The two candidates prepared in markedly different styles, Ukraine's daily Segodnya reported. Yushchenko read books about economics and history, while Yanukovych visited Kiev's Orthodox Monastery of Caves where he prayed, the paper said.

Tensions continue to spiral in Ukraine as the two candidates warned of potential provocations leading up to the Dec. 26 vote.

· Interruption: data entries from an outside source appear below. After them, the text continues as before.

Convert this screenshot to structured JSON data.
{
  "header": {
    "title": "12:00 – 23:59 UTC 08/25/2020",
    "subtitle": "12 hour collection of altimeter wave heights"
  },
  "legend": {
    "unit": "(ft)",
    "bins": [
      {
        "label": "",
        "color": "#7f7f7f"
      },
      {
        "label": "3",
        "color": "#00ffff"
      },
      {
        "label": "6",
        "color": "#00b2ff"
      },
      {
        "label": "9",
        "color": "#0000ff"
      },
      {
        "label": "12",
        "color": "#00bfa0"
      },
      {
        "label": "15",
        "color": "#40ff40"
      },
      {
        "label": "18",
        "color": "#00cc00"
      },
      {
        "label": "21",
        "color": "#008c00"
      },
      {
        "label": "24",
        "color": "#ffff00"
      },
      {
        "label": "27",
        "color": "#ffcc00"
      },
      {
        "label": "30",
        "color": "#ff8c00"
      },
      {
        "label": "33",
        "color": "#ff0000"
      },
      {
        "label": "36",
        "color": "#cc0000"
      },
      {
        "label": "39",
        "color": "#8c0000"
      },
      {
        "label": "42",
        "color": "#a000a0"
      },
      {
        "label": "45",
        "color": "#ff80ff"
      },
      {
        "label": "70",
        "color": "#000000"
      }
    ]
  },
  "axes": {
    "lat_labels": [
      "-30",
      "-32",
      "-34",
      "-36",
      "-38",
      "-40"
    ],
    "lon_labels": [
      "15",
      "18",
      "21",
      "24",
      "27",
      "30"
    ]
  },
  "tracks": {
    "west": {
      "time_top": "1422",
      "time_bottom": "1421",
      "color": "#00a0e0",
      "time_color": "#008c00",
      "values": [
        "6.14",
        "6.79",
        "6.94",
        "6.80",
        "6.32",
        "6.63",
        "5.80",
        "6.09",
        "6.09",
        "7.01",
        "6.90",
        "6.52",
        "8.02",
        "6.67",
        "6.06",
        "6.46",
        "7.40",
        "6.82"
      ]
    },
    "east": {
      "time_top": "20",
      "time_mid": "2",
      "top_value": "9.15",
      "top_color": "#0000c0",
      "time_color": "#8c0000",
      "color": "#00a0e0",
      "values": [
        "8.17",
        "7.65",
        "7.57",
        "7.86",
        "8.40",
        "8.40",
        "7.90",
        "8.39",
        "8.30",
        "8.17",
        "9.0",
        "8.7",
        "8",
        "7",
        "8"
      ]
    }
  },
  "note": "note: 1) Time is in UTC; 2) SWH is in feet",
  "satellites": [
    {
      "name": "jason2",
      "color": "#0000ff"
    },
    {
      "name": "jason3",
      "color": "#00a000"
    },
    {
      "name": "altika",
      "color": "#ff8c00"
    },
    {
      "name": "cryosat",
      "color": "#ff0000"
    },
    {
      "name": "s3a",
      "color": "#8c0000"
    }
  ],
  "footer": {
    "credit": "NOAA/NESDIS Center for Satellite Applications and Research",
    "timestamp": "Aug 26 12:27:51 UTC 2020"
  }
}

Yushchenko's assertion that Ukrainian security officials tried to poison him at a dinner — and scientists' determination that a highly toxic dioxin was used — has further roiled the campaign.

His face has been badly disfigured and he has undergone treatment at an Austrian hospital.

Meanwhile, an opposition convoy — dubbed the "friendship journey" — is traveling around this divided nation of 48 million trying to sow support for Yushchenko in mostly Russian-speaking eastern and southern regions where Yanukovych draws most of his backing.

Some 50 cars — carrying mostly artists and musicians and draped with Yushchenko's orange campaign colors — visited the industrial city of Zaporizhia on Monday and was heading for the city of Dnipropetrovsk, said Olga Khodovanets, a convoy coordinator.

In Kiev, a convoy of fewer than a dozen cars sporting Yanukovych's blue-and-white banners drove through the streets. Nearby marched a small group of elderly Ukrainians holding icons and pro-Yanukovych flags.

Late Sunday, assailants hurled a firebomb at Yushchenko's campaign office in the city of Mariupil in the Donetsk region, a statement posted on his party Web site said. There were no injuries, but the office was seriously damaged in an ensuing fire.